But, haha fool you, CF now gatekeeps some unholy percentage of the web, so the "somewhere else" list is going to get smaller and smaller with no recourse, as best I can tell. Maybe disposable Firefox containers for your specific situation, but only maybe

> If this judges the browser more than the user, what do I do when the browser fails? Do I refresh the page hoping for a different batch of invisible challenges? Do I submit a ticket to CF customer support... despite not being a customer?

This is definitely good question. With the “Managed Challenge” feature it seems to degrade gracefully — if you have, say, a positive profile with Cloudflare, an iOS device where it can use PAT, etc. you never see the prompt but eventually it'll fall back to the same CAPTCHA you're seeing today. It'd be useful to confirm that this is how Turnstile works as well since some fraction of real people will definitely hit that on a daily basis.

> There are apocryphal stories of Google tar-pitting users with it, but I have never seen it in action.

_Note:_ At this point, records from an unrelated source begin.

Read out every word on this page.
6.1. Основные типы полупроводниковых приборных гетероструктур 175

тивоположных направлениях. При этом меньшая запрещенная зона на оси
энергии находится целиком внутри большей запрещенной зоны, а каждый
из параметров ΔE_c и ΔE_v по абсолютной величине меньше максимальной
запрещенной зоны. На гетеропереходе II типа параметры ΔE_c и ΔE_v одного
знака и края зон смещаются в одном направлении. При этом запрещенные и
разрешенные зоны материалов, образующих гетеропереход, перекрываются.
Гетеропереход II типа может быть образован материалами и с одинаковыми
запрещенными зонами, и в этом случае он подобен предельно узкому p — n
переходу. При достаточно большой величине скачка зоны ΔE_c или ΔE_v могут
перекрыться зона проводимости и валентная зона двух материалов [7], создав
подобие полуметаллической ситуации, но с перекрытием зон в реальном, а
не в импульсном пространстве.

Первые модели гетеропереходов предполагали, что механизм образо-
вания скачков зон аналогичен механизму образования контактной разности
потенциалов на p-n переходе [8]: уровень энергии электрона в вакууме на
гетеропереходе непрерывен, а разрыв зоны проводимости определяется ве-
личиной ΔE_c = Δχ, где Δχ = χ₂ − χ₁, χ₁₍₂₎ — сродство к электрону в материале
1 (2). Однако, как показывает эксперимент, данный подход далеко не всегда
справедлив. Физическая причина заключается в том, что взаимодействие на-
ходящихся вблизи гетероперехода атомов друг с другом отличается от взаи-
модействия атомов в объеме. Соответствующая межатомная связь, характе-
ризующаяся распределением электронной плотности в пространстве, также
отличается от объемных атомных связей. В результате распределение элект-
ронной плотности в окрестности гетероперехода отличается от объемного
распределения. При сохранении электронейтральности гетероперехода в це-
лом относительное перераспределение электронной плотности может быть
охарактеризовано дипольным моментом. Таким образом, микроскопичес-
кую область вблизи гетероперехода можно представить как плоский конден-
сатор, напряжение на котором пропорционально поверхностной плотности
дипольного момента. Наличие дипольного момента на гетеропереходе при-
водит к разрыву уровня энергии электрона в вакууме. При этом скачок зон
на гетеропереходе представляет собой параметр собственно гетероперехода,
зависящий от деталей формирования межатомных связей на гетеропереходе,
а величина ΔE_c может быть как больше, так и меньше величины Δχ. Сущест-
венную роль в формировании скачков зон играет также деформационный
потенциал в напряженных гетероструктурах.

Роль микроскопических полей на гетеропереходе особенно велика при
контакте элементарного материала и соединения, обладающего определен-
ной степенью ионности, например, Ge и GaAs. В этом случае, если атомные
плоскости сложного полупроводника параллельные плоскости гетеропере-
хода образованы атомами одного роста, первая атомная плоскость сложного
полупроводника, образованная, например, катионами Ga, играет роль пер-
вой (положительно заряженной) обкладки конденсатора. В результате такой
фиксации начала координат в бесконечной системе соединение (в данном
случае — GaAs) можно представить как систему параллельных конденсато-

That used to be the case when using Tor; I remember having to rotate exit nodes to get recaptcha to load at all.

These days the situation is a lot better, I've been able to pass Google captchas through Tor every time I tried this month. Seems like they even fixed audio-based captchas, so you no longer get instant-blocked if you try to use them.

Of course, all this could be reverted tomorrow, and there would be absolutely nothing we could do about it...

I have been personally tarpitted. It's not infinite, but it has super slow loading tiles, a comically large number of rounds you have to keep doing, and it has decided to fail you from the beginning meaning you wasted your time.
> I have always been able to pass the challenge eventually

It's still completely unusable on Tor. It hangs forever.